Si soffermò per sorseggiare la sua tisana alla menta, preparata con le foglioline fresche dell’orto che raccoglieva ogni mattina. Poi mi fissò, con lo sguardo seminascosto dietro gli occhiali appannati, e mi fece segno di non parlare. “Se dipingi il tuo quadro preoccupandoti se piacerà oppure no, ossessionata dalla fretta o, ancora peggio, pensando a quanti soldi guadagnerai, non sarai mai un artista. Il vero artista lavora leggero, perché sa di essere un ponte fra il cielo e la terra, un mezzo per portare la bellezza nel mondo, e per questo nulla lo turba.
Ogni cosa che facciamo, dalla più piccola alla più grande, è impregnata dell’energia con cui viene eseguita. Quell’energia si chiama Intenzione e se la utilizzi per portare lo splendore nel mondo, per servire te stessa e gli altri, non dovrai preoccuparti di nulla, come fanno gli artisti, per l’appunto.

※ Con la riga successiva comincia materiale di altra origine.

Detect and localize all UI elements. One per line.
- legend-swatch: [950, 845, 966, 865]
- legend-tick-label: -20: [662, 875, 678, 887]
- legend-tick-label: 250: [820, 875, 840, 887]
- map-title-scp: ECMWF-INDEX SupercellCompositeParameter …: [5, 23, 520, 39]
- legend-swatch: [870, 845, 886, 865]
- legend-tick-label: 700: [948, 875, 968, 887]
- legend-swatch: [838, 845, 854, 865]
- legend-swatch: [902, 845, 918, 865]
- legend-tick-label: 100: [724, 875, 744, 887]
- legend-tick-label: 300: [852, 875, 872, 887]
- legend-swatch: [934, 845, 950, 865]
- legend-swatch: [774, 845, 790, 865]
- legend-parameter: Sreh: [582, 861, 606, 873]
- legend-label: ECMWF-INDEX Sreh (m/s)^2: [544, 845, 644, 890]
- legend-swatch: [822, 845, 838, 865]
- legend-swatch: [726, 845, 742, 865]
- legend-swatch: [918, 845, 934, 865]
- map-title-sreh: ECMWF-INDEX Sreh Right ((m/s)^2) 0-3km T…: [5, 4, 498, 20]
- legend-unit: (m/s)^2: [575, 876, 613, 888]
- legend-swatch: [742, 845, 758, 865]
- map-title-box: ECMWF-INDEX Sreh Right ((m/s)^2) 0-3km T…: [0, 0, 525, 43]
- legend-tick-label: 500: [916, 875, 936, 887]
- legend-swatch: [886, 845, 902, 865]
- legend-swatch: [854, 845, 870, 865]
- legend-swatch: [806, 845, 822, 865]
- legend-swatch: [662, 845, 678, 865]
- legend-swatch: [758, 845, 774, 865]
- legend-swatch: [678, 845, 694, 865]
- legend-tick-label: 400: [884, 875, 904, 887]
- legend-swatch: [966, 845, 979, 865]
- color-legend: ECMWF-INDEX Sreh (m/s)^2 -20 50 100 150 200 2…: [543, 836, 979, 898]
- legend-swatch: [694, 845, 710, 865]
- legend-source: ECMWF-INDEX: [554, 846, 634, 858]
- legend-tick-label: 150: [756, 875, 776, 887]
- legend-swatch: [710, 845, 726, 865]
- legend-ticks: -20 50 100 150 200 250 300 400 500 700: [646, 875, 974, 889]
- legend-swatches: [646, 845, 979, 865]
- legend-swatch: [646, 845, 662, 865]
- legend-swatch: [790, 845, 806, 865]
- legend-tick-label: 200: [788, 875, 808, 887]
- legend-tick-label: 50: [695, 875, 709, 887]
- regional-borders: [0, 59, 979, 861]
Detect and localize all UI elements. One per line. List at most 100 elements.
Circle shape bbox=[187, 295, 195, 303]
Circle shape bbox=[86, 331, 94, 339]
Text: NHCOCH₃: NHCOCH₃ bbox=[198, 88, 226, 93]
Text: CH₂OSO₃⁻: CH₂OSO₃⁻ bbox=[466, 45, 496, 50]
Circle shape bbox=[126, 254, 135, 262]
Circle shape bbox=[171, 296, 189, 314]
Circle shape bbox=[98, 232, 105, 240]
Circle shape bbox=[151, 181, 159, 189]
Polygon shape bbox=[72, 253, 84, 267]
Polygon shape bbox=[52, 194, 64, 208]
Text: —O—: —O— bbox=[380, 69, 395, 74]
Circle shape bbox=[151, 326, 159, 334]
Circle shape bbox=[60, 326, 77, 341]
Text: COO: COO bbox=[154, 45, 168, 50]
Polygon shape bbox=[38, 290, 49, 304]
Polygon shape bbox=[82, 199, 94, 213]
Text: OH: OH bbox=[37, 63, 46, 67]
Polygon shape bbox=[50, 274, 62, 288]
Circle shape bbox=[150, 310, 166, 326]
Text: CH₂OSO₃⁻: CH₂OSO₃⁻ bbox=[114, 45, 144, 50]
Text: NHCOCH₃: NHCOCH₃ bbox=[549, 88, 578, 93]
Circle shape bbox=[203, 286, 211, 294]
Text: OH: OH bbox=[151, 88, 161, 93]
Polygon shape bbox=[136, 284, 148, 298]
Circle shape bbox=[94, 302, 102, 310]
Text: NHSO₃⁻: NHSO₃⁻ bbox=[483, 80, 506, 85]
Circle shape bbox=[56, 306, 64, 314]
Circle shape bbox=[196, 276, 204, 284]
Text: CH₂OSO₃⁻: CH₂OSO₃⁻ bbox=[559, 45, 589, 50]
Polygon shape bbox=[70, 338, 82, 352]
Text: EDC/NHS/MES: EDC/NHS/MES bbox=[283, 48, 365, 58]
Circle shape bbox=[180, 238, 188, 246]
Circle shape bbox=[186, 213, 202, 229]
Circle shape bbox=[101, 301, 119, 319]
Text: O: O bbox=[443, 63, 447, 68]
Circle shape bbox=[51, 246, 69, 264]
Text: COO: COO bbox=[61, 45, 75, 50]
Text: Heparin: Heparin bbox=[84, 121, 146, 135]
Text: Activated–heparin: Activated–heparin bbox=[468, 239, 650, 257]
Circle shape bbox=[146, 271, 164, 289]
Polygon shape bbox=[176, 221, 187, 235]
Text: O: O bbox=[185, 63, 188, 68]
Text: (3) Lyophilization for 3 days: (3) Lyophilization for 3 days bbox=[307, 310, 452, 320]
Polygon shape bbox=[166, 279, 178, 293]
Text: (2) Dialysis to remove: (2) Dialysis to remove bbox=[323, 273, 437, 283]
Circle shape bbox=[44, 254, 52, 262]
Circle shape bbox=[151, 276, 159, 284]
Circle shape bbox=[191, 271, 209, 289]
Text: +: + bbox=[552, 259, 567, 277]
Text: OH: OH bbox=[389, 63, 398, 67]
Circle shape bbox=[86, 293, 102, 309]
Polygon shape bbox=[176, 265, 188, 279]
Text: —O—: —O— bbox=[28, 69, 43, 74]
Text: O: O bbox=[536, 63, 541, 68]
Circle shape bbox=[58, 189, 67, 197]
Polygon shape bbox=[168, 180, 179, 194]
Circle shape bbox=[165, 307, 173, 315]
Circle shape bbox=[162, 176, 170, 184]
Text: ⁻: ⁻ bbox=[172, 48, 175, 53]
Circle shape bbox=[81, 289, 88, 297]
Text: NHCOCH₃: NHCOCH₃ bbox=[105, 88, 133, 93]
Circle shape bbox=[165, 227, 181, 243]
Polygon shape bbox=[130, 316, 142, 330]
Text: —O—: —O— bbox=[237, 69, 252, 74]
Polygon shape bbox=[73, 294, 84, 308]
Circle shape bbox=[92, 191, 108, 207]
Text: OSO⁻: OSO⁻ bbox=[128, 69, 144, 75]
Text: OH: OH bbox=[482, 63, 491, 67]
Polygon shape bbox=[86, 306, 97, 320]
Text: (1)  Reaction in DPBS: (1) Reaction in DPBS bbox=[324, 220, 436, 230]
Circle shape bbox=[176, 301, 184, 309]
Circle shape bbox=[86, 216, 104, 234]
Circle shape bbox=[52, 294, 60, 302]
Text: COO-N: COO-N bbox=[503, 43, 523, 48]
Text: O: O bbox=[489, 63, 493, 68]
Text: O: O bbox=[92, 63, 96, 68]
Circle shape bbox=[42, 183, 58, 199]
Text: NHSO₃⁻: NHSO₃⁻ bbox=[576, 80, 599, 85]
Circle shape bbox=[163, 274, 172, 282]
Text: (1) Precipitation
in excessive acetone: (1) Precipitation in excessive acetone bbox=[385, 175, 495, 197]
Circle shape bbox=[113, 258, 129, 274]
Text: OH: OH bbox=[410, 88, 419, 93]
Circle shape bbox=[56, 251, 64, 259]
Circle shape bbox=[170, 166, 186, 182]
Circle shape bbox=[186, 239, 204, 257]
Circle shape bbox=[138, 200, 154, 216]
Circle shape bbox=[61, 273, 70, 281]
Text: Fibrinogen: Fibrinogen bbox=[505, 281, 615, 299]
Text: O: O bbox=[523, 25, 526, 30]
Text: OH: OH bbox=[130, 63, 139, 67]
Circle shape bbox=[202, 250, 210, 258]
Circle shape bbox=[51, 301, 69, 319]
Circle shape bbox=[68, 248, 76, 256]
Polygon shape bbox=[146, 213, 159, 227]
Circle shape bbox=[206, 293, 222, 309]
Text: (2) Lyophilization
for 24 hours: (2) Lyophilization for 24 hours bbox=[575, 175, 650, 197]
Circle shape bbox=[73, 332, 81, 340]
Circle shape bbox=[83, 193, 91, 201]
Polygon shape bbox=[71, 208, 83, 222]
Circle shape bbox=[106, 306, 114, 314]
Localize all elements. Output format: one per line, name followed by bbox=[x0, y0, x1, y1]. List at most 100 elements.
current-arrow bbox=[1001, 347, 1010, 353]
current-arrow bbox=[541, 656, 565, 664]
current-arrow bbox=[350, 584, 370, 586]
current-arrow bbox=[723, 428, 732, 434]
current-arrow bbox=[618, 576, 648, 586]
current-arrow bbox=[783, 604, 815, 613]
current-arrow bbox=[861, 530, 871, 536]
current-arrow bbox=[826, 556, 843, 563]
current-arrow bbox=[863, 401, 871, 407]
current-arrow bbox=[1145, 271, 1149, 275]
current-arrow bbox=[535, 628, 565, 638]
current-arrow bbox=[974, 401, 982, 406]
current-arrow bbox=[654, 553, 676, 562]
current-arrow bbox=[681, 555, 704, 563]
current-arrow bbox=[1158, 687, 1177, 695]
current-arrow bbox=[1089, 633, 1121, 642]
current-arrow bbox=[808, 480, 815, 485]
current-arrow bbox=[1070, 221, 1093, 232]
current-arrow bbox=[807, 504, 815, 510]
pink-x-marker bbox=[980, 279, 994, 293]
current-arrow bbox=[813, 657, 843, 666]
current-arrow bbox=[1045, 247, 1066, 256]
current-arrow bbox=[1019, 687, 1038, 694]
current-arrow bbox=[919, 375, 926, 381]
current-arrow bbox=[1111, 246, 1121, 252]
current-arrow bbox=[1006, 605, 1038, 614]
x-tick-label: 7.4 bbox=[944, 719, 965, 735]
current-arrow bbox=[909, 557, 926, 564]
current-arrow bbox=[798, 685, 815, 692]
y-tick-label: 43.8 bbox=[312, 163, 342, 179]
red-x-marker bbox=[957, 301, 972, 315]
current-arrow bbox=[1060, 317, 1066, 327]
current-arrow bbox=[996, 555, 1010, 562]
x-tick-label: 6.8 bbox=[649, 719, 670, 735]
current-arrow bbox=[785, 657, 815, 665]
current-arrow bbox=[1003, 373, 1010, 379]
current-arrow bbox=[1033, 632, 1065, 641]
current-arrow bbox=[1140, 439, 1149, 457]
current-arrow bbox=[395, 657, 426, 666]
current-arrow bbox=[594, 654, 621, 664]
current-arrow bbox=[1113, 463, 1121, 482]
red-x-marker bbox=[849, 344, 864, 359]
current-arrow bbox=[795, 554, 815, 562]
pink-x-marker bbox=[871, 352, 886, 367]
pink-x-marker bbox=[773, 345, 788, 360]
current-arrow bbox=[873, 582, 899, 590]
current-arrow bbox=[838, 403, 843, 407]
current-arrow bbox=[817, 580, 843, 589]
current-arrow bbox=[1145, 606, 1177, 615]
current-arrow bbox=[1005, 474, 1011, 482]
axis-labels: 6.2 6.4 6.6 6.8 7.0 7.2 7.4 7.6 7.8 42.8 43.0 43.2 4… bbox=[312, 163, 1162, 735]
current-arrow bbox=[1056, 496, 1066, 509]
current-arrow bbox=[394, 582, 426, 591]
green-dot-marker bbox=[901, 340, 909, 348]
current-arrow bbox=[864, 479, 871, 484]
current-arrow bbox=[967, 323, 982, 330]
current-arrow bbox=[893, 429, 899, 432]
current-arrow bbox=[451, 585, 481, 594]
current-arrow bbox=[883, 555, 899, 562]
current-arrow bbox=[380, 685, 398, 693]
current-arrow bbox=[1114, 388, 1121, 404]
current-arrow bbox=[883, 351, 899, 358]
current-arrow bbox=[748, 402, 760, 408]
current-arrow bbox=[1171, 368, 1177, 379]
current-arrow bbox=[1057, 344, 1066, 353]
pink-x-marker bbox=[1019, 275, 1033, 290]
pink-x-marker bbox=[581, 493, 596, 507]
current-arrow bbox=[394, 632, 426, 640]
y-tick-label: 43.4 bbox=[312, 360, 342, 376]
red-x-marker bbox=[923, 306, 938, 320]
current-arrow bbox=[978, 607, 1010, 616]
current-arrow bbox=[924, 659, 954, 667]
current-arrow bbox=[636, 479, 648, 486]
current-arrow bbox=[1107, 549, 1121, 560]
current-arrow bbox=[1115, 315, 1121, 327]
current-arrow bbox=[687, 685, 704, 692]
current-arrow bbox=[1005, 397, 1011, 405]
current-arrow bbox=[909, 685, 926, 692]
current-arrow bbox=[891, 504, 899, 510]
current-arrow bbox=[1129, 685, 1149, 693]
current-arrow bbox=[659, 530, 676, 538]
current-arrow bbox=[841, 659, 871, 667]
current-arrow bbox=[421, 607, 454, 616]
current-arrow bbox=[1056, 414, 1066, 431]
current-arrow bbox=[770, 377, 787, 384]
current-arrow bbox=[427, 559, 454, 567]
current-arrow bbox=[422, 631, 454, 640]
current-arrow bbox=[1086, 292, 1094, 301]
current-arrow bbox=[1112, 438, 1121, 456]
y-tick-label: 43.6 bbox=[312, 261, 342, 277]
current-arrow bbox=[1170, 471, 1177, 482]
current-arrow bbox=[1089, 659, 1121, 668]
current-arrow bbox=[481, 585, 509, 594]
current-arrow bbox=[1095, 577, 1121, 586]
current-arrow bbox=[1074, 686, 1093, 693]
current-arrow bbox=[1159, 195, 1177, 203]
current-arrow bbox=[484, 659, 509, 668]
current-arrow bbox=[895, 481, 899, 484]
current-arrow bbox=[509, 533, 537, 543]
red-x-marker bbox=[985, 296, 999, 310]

Le muse che invochi adesso, ancora in pigiama, con i capelli pieni di nodi e le occhiaie dipinte sul volto come un’anima in pena, verranno ogni giorno da te. Sarà l’ispirazione stessa a posarsi sulla tua finestra e a riempire le tue giornate con la sua meraviglia. Quindi, che Intenzioni hai adesso? Vuoi dipingere la grazia di questi paesaggi e immortalare l’eterno sulla tua tela? Oppure preferisci preoccuparti per tutto il resto? Pensaci bene prima di rispondere, perché è l’Intenzione che determina i risultati.”
Lo scricchiolare della sua sedia mi riportò alla realtà e, come appena svegliata da un sonno profondo, notai che i colori intorno a me diventarono più vivaci, i suoni più acuti e gli odori più forti. Perfino il sapore del latte era diverso e per un istante sembrava che nello studio fosse entrato l’arcobaleno. La nonna si alzò, porgendomi le mani ed invitandomi a fare altrettanto. L’osservai un po’ sconvolta, inarcando le sopracciglia con la bocca semiaperta e accogliendo il suo invito ad uscire da quella stanza con l’aria viziata e carica delle mie incertezze. Non ero certa di aver compreso le sue parole, ma sapevo che non avrebbe detto altro.
Il giorno seguente iniziai il mio nuovo quadro.